SD/Film – Dancer In The Dark

Girl One is trying to kill me with movies. Last week, she wanted to watch “Requiem For A Dream” on movie night – which is what I’m calling what happens when Wednesday-ish comes around and I haven’t watched a movie to review yet – and this week she suggested “Dancer In The Dark”.

dancer-in-the-darkIt’s a tough movie. All around, 360 degree tough. The subject matter is tragic and hard to watch, the c0nceptual approach of the film is abstract and difficult to pin down, and the script and acting don’t make a lot of concessions to accessibility for the audience, with rapid and sometimes unpronounced transitions between strict naturalism and wild expressionism.

Depending on how you look at it, it’s either a harsh critique of the Hollywood musical, or it’s a rapt and adoring love-letter to it. Or it’s an exploration of hypocrisy and betrayal, or a look at how far twisted in on itself loyalty and devotion can become.

I’ll tell you what it absolutely isn’t. It absolutely isn’t a Bruce Springsteen biopic.

I can see it also having had a massively reduced potential audience. If you don’t like musicals, you’re probably going to struggle with this, but if you do like musicals, you’re almost as likely to loathe it as not, because Lars Von Trier and Bjork’s respective voices make for very idiosyncratic and peculiar musical sequences. If you were one of those people – and there are a lot of you – who really can’t stand Bjork’s voice or persona, this probably isn’t going to be the artistic object that changes your mind, but if you love Bjork’s music, there is no guarantee that this film is going to capture your imagination – when much of her output is technology based and modern, Von Trier’s period piece is very low-key, with moments of documentary style shooting and washed-out grime and graft.

And fuck, is it depressing.

But ultimately, this story of a Czech woman transplanted to the US – who is going blind, will do anything to help her son avoid a similar fate, and who copes with the hardness of her life through her basic sweetness and simple ideals, and her rich and vibrant fantasy life – is a brave and ambitious experiment on the part of everyone involved, that works thematically more often than it doesn’t, and gives you enough aesthetically rich stuff to listen to or watch as it goes along.

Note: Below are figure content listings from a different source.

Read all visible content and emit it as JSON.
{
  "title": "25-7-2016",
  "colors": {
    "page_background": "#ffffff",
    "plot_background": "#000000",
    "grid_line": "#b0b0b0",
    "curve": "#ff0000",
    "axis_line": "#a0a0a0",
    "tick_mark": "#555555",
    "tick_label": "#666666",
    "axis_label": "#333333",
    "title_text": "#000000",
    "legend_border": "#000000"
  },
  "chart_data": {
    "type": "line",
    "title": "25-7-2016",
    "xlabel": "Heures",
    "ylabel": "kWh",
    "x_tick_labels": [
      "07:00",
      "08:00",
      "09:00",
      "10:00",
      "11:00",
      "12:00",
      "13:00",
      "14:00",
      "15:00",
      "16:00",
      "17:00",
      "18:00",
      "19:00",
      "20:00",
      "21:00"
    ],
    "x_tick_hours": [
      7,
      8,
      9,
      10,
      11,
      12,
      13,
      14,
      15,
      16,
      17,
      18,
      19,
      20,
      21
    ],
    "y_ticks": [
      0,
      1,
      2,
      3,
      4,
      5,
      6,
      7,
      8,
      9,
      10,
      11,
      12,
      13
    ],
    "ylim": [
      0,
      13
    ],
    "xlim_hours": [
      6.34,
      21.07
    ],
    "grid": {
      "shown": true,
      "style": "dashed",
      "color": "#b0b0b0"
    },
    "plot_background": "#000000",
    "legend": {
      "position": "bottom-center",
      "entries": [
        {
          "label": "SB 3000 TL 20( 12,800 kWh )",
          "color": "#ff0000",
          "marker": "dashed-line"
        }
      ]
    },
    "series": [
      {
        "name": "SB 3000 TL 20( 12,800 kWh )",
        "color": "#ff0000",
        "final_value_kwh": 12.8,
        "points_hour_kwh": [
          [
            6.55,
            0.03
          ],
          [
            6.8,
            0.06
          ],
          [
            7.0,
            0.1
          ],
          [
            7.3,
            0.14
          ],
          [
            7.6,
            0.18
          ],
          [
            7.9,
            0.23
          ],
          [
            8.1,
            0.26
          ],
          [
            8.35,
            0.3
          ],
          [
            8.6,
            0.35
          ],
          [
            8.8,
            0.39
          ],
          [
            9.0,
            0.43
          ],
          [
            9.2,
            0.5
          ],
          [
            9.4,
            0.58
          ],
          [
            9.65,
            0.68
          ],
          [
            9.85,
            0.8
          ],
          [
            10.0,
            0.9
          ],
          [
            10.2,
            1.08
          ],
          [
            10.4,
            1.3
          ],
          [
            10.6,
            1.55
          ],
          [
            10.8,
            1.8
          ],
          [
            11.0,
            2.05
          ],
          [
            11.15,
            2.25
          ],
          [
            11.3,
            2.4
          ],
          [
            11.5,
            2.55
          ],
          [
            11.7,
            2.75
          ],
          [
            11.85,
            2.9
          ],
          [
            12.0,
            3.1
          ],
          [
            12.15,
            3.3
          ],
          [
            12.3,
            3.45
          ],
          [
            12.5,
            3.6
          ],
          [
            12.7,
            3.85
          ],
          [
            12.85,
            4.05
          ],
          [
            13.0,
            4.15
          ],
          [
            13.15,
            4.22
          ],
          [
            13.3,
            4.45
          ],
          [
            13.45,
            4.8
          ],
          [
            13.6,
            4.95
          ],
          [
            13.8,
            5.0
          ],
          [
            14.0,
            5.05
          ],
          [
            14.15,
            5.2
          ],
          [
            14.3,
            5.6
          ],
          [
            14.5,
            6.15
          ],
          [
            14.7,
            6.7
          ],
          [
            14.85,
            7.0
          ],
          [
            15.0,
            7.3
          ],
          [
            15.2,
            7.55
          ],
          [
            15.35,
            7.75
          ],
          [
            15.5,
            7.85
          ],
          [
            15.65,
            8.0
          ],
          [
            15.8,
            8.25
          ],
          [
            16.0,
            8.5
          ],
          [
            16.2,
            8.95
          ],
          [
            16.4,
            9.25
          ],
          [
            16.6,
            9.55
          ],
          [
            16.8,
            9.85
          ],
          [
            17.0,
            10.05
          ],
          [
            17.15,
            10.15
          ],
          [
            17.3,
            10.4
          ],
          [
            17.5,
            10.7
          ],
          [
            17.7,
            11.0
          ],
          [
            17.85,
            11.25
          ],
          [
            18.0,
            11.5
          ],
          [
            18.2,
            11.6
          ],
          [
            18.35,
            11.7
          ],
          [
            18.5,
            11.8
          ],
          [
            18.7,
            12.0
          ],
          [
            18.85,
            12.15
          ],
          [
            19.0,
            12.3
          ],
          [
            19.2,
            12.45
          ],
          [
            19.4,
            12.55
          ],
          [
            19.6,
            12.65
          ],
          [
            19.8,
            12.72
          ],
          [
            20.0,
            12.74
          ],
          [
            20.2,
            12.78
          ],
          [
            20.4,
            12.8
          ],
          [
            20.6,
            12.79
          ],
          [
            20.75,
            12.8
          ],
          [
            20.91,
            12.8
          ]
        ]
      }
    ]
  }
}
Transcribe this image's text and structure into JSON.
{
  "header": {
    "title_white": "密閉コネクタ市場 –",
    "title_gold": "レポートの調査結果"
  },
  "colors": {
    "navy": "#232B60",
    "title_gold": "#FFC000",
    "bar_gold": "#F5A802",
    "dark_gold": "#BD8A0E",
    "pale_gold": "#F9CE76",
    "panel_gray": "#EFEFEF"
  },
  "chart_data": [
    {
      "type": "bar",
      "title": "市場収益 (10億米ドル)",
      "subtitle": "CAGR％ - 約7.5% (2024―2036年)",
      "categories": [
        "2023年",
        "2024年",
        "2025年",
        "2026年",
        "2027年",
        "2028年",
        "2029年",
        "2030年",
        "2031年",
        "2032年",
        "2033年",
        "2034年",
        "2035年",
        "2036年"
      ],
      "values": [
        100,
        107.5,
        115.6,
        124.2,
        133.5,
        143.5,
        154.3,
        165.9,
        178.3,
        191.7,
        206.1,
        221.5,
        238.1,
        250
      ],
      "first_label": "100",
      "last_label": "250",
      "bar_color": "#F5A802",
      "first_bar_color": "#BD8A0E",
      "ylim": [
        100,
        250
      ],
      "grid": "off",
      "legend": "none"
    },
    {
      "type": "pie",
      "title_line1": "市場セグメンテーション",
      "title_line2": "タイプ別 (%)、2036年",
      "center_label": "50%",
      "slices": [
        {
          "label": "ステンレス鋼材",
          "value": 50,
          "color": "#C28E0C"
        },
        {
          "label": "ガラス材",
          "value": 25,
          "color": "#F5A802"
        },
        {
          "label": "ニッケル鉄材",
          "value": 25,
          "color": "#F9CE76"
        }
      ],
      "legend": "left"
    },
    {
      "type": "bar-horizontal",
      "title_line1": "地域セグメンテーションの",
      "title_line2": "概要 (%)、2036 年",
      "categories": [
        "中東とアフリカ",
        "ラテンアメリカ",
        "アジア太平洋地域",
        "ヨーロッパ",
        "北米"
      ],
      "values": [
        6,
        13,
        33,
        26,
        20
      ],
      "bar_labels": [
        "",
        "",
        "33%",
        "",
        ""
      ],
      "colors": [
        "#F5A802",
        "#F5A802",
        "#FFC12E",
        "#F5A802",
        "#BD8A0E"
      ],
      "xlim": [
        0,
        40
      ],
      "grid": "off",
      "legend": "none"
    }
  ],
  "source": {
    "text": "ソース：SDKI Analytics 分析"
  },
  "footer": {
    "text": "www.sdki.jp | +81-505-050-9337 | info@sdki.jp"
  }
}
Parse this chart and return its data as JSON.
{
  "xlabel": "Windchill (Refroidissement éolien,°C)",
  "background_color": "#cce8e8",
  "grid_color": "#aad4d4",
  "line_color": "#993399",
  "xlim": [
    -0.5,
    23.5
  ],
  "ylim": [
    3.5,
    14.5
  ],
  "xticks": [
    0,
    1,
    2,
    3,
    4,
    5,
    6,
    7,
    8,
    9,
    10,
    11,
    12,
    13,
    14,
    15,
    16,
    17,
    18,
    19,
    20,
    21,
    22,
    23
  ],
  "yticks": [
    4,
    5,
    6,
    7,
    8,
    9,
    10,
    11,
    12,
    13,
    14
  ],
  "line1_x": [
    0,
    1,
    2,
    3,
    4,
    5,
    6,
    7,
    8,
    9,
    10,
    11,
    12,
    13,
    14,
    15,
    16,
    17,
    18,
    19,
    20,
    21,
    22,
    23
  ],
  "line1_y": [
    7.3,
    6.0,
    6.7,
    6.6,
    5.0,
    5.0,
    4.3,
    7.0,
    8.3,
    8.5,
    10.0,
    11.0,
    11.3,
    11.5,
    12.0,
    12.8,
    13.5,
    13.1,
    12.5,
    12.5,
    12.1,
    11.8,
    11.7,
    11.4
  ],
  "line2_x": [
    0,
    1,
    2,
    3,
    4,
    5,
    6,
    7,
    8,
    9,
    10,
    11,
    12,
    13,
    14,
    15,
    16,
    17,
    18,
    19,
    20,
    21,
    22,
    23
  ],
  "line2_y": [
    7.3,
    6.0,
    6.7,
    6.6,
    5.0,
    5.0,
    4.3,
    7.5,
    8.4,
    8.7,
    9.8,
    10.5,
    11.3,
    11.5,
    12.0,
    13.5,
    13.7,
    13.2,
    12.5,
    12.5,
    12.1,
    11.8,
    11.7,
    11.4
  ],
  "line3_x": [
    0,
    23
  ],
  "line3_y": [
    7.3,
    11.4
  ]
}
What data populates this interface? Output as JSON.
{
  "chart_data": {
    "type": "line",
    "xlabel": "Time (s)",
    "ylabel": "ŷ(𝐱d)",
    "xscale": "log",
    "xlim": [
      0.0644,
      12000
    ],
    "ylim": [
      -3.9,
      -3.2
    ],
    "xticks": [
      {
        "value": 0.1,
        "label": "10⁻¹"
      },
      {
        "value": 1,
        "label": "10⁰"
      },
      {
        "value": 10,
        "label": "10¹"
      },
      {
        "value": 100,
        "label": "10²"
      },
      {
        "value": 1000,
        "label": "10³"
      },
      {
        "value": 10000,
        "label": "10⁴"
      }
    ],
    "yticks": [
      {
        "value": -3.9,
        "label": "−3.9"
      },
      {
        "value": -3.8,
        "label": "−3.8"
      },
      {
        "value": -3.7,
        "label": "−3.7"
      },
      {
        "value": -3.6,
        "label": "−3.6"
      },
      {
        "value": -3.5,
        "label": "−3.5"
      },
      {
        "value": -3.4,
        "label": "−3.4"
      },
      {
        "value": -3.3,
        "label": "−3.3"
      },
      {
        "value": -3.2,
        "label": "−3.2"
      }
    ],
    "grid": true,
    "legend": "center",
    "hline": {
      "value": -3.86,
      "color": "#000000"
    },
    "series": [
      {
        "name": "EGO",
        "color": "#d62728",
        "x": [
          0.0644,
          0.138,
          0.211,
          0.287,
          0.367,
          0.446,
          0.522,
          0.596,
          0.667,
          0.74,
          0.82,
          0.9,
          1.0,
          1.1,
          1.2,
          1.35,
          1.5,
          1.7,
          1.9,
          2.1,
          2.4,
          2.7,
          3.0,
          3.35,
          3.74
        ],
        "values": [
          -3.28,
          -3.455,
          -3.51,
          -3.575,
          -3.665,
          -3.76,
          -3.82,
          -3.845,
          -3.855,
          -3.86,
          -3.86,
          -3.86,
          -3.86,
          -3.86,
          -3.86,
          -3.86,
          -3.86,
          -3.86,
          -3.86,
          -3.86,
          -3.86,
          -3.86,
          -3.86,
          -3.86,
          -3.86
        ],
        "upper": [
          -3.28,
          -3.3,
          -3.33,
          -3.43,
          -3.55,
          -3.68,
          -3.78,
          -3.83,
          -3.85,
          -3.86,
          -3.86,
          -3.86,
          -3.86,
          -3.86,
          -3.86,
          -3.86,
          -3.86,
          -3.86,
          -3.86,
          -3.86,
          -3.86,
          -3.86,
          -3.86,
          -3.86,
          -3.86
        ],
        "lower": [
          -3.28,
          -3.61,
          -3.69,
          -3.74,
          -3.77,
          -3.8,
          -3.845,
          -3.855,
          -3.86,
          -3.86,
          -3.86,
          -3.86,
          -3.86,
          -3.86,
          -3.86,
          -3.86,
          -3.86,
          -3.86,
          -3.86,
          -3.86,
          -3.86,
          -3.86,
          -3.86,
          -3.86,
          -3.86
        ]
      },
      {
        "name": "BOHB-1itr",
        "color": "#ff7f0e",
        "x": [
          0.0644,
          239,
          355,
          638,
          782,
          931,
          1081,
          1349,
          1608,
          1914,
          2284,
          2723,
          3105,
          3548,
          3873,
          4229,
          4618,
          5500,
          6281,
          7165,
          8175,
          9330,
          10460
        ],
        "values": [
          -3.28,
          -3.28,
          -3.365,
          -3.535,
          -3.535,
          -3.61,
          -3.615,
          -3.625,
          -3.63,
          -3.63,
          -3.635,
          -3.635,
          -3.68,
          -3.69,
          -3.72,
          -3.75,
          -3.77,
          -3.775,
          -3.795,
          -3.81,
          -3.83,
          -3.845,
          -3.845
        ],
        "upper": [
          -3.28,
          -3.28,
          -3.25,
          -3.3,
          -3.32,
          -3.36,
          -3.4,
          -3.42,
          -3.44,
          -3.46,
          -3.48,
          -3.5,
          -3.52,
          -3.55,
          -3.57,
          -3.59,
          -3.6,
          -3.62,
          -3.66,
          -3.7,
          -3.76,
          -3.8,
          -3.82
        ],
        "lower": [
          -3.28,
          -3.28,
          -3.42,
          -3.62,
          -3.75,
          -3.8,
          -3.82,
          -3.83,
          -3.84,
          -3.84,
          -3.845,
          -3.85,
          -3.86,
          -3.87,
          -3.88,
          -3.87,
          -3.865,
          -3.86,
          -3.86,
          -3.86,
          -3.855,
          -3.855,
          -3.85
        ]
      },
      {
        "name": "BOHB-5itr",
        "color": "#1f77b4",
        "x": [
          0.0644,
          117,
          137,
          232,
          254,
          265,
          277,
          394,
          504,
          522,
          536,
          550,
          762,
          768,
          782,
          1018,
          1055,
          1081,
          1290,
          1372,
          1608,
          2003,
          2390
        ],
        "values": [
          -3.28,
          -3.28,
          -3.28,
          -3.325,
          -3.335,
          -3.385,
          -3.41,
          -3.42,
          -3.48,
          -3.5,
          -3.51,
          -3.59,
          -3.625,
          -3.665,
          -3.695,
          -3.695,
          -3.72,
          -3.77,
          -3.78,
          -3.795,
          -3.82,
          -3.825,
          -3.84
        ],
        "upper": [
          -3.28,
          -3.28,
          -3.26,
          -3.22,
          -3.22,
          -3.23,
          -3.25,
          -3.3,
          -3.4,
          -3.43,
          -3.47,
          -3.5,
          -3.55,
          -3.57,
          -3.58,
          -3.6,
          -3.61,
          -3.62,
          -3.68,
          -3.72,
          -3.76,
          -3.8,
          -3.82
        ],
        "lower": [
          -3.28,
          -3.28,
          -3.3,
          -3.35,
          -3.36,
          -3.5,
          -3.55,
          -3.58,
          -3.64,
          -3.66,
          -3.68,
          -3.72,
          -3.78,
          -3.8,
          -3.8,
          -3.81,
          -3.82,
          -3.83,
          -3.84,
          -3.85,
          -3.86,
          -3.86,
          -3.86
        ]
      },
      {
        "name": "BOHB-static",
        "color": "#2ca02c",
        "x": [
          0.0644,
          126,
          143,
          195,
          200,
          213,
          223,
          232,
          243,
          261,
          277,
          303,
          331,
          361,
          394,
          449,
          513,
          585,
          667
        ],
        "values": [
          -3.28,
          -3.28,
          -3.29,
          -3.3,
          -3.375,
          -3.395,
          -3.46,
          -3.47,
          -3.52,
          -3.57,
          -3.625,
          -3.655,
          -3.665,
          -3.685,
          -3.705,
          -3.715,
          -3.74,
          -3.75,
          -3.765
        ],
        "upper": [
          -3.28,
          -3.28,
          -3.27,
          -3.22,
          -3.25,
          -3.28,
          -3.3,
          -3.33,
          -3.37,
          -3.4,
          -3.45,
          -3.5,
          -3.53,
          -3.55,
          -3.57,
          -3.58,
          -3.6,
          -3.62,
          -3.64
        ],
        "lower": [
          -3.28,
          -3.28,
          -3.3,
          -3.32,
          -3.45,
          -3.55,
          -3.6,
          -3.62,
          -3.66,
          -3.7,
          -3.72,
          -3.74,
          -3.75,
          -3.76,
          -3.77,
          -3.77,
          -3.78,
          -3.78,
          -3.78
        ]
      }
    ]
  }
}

There is a problem early on in the film, where Von Trier ambles into the movie by way of a sequence of hand-held shot scenes that drop the viewer in midway through what could easily be bits of behind the scenes footage. For me, there was a conflict going on here – the film needed to convince me early on that Bjork was going to be able to pull off acting as well as singing in this movie, and unfortunately these few scenes are done in a way – or feature activity – that can easily be interpreted as someone having pointed a camera at a bunch of actors and Bjork, and her just acting like Bjork – albeit in costume.

Either Von Trier didn’t consider this, or did and decided that it would be unfair to the movie and his star to shoot things any differently than he would normally have. Or maybe even decided that this would be an interesting game to play with the audience’s expectations.

But unfortunately for me, I’m an overthinker, and the end result was that it took me a lot longer to identify Selma as a character in her own right, because I was too preoccupied with the idea that the director might be building a film around the singer and using his and the other actors’ talent to prop her up. Thinking about it now – I mean, literally now as I type – this is entirely my problem, and I don’t know how Von Trier could have done it better. Actually, it’s probably a perfect way to start this movie.

Beautiful, understated performances from Stormare, Deneuve and Morse give Bjork’s performance better context, and actually I started to really enjoy her acting before long. A warm if short supporting role by Jean-Marc Barr stood out, too.

To be honest, this isn’t a very clear review – I think I need to sit with this movie for a little while longer before I can really put together any coherent thoughts about it. But I suppose that in itself gives you a reasonable enough sense of how it affected me. Not sure if I love it, but it’s a bone-deep kind of film, and that in itself has it’s merits.